What he said could pass for the parable of marooned men desperate to open a sardine can on a desolate island. They had a few cans of food left, but no tool to prise one open. “Let’s assume there is an opener,” the economist among them said profoundly, still gazing hard at the problem. That’s what Mani was saying. Let’s assume Modi doesn’t exist. In other words, he was stating the obvious. The bottom line is there is no way to open the can of peace talks with Modi in charge. If anyone can prove Mani Shankar Aiyar wrong, it is Modi. Will he?

When it comes to pouring vitriol on their rivals, the Hindutva’s lung power is unmatched. One person though could stand up to Modi and BJP chief Amit Shah in the recent Bihar elections. He was Lalu Yadav. His outrageous videos of mimicking the Hindutva duo have gone viral on the web. Mani perhaps comes a close second in this talent, but the English language, which confines his constituency, limits him.

All the talk about a so-called anti-national act of giving an interview to a Pakistani channel seems a ploy to airbrush the humbling defeat in Bihar. The boot is usually on the other foot.

Remember when Sonia Gandhi was reportedly planning to take the oath as prime minister some years ago — and there are different versions of whether she was brimming with ambition to become prime minister or was actually fighting shy of the fraught chalice — Sushma Swaraj and Uma Bharti of the BJP came out on the streets, threatening to tonsure their hair at the head of right-wing protests across India. Dark rumours circulated that Gandhi could be assassinated like her mother-in-law if she ignored her bitter foes or dared to take the prime minister’s oath. In other words, even if Sonia Gandhi had the numbers, as Modi won last year, she could not claim the top job.

More than Aiyar’s barbs, a really worrying headache for Modi comes from friendly fire by his own Hindutva peers. With a sense of timing after the Bihar debacle, L.K. Advani raised Cain together with other senior leaders of the BJP who are opposed to Modi. They had never wanted him to be their leader, much less to become prime minister. In this limited way, they seemed to agree with former prime minister Manmohan Singh’s pre-poll assessment that Modi as prime minister would be disastrous for India. Advani is since said to have fallen in line. He could be the BJP’s candidate for India’s president.

It would be unusual for Aiyar to agree with India’s business cliques but they agree with him today.

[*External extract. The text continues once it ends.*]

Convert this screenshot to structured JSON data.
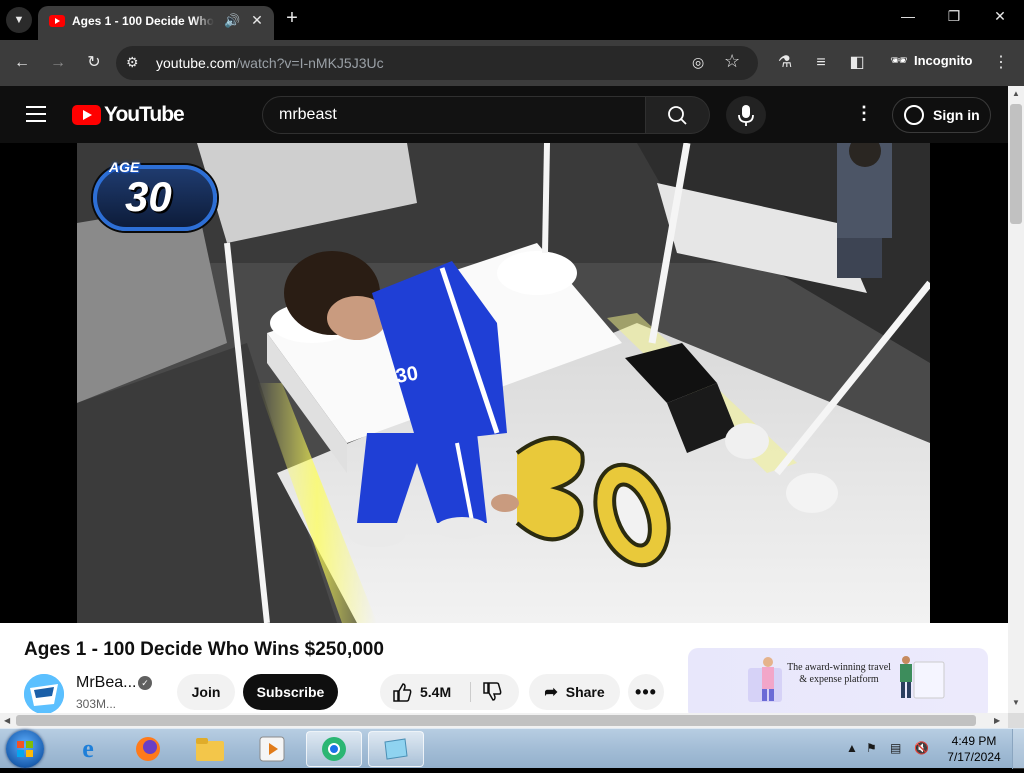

If a former BJP minister of industry is to be believed some of the business captains, possibly most, have become restless with Modi. “The industrialists who meet the prime minister don’t speak the whole truth,” former BJP minister Arun Shourie was quoted as saying. “After meeting PM, they wonder what is happening and say ‘please do something’. And in front of media they give the government nine out of 10.” Everybody seems to be looking for the elusive can opener.

The writer is Dawn’s correspondent in Delhi.